Vater der Neuen Welle und Salieri des tschechischen Films: Otakar Vávra ist 100
Einer der bedeutendsten tschechischen Filmregisseure feiert am Montag seinen 100. Geburtstag: Otakar Vávra. Als Autodidakt begann Vávra in den 1930er Jahren, Filme zu drehen, und hatte sehr schnell Erfolg. Seitdem hat er rund 80 Drehbücher geschrieben, von denen er 50 als Filme realisierte.
Tatsächlich sind die Filme von Otakar Vávra unter anderem durch gigantische Massenszenen mit tausenden von Statisten gekennzeichnet. Er war ohne Zweifel ein außerordentlicher Regisseur – wenigstens was einige seiner Filme betrifft. Auf der anderen Seite wurde er aber auch als Klassiker tschechischer Anpassungsfähigkeit, Genius der Durchschnittlichkeit, Mann für jedes Wetter oder Salieri des tschechischen Films bezeichnet. Vávra hat nämlich acht politische Umstürze erlebt und war während aller Regime künstlerisch tätig – in der Kriegszeit, aber auch im Kommunismus. Er ist also einer der wenigen Künstler, die fast die gesamte Geschichte des tschechischen Films mitgestaltet haben. Und er erhielt während jedes Regimes eine Staatsauszeichnung.
Vávra begann in seinen jungen Jahren zunächst mit einem Architekturstudium, doch schon bald verfiel er dem Film. In den 1930er und 1940er Jahren arbeitete er mit den größten tschechischen Kinostars zusammen wie zum Beispiel Oldřich Nový, Lída Baarová, Adina Mandlová oder Nataša Gollová.In seinem Werk finden sich sowohl klassische Filme und historische Sagen, als auch tendenziöse Kriegsfilme. Zu Vávras meist geschätzten Filmen gehören zwei Streifen aus den 1960er Jahren: „Romanze für Flügelhorn“ und das Drama „Die Hexenjagd“.

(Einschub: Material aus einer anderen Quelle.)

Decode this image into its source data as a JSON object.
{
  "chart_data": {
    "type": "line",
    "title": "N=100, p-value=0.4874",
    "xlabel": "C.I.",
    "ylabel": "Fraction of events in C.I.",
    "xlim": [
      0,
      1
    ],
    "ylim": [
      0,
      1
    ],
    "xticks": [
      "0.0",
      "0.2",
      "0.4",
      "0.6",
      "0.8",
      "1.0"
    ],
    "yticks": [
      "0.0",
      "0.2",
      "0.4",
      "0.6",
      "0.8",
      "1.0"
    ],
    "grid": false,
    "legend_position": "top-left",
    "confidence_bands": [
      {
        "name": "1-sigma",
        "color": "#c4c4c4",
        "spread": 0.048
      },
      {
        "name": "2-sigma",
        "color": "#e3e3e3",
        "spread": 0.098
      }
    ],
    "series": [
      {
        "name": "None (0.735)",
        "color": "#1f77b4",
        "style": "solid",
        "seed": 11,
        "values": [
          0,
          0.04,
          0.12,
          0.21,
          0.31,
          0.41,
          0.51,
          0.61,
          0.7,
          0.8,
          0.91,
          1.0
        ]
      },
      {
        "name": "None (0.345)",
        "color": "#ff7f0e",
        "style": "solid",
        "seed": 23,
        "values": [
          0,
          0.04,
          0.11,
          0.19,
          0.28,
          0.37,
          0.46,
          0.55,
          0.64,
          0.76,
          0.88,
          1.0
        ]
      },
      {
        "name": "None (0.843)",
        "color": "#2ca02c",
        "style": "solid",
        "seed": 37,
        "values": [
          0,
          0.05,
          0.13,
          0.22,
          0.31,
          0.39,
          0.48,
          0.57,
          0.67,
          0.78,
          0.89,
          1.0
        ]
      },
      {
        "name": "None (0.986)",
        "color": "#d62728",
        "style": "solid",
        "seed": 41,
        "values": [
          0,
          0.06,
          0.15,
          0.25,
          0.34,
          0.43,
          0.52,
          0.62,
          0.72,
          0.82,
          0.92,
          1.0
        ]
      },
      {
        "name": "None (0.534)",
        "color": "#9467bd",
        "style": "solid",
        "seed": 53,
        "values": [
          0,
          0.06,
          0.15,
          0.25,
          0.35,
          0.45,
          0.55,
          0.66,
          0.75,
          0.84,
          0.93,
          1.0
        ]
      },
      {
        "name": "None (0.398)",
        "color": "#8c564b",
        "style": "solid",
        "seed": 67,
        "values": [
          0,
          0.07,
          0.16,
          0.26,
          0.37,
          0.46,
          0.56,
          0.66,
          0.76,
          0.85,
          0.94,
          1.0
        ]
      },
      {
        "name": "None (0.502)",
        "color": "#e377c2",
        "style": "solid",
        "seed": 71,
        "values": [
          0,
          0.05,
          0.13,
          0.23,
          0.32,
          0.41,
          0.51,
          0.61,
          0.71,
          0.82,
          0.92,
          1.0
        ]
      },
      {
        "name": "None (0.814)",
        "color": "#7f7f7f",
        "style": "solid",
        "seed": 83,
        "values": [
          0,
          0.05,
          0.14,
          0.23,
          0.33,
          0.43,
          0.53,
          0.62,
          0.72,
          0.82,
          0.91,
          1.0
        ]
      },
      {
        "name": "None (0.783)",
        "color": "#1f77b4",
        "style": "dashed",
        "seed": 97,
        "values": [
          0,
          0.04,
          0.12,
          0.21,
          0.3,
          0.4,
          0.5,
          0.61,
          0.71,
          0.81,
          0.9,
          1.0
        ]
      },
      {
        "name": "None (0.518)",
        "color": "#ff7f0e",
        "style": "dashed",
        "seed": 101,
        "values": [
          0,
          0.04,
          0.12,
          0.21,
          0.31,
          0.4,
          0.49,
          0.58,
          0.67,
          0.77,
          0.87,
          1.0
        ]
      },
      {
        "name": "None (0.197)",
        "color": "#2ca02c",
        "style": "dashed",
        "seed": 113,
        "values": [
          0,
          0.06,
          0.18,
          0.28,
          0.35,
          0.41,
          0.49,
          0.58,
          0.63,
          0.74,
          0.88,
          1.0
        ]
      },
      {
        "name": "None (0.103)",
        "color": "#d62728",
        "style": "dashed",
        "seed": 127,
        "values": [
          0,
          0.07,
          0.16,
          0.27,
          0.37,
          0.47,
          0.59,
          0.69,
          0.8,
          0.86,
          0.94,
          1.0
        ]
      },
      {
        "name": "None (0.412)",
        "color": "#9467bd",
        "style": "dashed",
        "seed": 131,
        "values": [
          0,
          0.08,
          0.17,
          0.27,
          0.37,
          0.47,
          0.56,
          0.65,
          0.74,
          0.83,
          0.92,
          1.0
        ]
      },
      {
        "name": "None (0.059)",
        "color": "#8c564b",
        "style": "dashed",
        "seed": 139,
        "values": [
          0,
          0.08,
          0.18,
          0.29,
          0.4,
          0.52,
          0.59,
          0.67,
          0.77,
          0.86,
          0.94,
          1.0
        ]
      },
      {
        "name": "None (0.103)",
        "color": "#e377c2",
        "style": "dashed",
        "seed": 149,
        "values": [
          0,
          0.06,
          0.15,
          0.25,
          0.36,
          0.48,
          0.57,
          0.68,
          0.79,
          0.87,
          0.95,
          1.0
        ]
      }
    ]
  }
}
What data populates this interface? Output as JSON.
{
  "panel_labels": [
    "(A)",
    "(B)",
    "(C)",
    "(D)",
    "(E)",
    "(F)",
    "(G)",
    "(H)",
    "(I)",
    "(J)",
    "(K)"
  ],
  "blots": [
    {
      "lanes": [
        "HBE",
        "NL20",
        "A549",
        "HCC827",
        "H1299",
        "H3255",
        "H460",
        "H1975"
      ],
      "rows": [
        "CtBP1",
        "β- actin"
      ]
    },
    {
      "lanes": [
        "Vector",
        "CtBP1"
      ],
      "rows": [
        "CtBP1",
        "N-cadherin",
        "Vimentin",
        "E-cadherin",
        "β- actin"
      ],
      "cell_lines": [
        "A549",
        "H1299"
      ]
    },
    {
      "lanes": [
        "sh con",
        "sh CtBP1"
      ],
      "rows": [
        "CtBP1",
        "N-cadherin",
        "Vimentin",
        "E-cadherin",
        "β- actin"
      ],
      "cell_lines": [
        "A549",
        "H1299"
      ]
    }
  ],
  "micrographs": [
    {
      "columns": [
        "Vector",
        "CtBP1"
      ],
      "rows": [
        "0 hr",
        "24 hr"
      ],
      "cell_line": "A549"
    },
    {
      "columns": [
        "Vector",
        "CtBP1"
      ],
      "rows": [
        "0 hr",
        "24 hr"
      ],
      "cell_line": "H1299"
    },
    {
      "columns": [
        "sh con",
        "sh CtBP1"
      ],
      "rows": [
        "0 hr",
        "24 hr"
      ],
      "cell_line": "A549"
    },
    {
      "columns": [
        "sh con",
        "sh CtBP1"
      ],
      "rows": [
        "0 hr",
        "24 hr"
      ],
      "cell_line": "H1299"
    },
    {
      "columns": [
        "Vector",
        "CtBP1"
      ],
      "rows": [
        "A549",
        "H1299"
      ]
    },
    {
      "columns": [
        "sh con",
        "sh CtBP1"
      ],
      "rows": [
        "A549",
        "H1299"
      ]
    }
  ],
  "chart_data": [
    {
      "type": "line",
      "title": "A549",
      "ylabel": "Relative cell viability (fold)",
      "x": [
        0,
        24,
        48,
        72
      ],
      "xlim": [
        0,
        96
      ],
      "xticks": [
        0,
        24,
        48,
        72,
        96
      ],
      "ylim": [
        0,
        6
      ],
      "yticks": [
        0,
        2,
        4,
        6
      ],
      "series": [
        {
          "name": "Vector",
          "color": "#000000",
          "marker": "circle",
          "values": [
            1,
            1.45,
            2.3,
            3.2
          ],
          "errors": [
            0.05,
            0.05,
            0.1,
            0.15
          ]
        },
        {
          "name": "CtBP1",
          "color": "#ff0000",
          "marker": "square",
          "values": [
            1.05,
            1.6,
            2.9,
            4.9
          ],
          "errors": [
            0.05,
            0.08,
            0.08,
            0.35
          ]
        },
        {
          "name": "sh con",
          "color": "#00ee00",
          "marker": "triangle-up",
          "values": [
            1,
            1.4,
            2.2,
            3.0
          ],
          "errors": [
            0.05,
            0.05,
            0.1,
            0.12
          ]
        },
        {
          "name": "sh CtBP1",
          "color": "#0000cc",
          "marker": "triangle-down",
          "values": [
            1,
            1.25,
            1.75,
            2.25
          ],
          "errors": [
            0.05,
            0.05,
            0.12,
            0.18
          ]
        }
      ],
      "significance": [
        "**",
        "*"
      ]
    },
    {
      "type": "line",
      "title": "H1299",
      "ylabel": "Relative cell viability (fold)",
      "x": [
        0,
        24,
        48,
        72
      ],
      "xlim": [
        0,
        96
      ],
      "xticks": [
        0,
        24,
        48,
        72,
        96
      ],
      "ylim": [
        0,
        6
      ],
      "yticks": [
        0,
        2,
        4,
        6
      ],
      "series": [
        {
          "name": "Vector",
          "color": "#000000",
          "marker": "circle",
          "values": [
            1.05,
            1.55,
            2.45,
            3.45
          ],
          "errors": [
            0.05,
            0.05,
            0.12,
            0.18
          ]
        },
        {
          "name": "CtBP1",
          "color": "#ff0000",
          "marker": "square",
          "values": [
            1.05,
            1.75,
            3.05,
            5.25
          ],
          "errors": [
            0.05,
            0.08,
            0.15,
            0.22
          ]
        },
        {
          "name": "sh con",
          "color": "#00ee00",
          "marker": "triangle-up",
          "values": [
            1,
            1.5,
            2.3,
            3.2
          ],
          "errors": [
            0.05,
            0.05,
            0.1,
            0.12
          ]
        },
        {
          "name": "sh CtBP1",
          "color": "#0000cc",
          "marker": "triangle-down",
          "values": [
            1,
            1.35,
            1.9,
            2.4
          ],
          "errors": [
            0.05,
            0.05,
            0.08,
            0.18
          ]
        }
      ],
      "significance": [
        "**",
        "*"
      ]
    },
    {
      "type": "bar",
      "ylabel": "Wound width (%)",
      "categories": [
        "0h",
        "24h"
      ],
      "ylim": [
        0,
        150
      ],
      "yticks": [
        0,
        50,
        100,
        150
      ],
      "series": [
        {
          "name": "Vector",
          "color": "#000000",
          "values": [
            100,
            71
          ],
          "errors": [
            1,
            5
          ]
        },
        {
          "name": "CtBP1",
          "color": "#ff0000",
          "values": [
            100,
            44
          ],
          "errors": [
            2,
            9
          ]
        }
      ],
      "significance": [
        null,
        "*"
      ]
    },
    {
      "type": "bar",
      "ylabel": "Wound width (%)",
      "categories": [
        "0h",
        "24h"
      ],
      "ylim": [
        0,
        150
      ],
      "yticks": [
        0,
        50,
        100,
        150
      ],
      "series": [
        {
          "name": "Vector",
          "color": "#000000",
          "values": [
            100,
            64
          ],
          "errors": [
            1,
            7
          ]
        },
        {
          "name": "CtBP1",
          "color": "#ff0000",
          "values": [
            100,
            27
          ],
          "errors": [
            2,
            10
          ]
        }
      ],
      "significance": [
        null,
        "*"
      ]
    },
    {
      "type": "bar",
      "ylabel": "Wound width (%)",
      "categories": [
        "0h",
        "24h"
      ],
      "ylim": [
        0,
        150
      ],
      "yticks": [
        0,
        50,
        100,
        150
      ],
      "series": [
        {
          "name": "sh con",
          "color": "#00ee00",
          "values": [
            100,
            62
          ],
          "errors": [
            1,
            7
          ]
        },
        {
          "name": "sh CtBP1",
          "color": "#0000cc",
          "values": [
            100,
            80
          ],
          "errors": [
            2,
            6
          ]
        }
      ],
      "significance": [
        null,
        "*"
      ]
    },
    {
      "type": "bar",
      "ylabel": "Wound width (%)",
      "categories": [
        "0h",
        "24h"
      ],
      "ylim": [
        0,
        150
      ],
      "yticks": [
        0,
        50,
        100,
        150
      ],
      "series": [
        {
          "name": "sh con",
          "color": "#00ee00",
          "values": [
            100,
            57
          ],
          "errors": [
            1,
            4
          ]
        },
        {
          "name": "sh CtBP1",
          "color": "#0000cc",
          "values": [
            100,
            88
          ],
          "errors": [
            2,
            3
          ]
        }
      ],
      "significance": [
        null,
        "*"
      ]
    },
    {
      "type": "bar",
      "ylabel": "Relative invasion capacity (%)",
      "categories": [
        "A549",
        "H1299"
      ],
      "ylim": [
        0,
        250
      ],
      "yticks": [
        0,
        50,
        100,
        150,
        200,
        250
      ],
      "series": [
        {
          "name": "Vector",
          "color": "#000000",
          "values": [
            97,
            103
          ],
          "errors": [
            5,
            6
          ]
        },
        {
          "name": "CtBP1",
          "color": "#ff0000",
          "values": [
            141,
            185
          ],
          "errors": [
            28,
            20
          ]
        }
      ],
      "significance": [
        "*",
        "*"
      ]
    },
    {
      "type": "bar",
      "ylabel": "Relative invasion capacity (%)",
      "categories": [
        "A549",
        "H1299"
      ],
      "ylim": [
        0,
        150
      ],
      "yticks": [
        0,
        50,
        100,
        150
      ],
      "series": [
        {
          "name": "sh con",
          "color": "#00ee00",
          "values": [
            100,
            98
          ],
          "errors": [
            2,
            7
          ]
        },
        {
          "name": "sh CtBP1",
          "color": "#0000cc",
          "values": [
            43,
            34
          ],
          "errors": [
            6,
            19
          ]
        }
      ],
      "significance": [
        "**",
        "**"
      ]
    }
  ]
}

„Mir lag das Dramatische oder Ernste einfach näher. Ich habe nur eine Komödie gedreht – Das Mädchen im blauen Kleid. Die Themen habe ich immer selbst gefunden, vor allem in der tschechischen Literatur. Ernste Geschichten waren es dabei, die mich interessiert haben.“Zusammen mit anderen Regisseuren gründete Vávra in den 50er Jahren die erste tschechische Filmakademie, die Famu. Dort war er bis vor kurzem auch immer noch als Professor tätig. Zu seinen Studenten zählten zum Bespiel die Oscar-Regisseure Miloš Forman und Jiří Menzel, die bekannte tschechische Regisseurin Věra Chytilová oder auch der Slowake Juraj Jakubisko. Vávra wird daher auch als Vater der so genannten Tschechoslowakischen Neuen Welle bezeichnet, die in den sechziger Jahren hierzulande im Film für eine Revolution sorgte. Einer seiner Studenten, Jiří Menzel, schätzt vor allem Vávras legendäre Zielstrebigkeit, seinen Fleiß und die sorgfältige Vorbereitung auf die Dreharbeiten:
„Schon seine ersten Filme waren sehr kultiviert und zugleich auch bei den Kinobesuchern erfolgreich. Er gelangte sofort und mit nicht einmal 30 Jahren an die Spitze des tschechischen Films, weil er im Gegensatz zu anderen, die nur intuitiv arbeiteten, schon eigentlich alles konnte.“Zu seinem Jubiläum hat ihm seine Lebensgefährtin, die 40 Jahre jüngere Regisseurin Jitka Němcová, ein passendes Geschenk gemacht: den Dokumentarfilm „Einen Hunderter hat man nur einmal im Leben“. Der Streifen wurde am Vorabend von Vávras Geburtstag im Tschechischen Fernsehen gesendet.
Trotz der vielen Widersprüche in seinem Leben ist Otakar Vávra die letzte lebende Legende des tschechischen Vorkriegsfilms.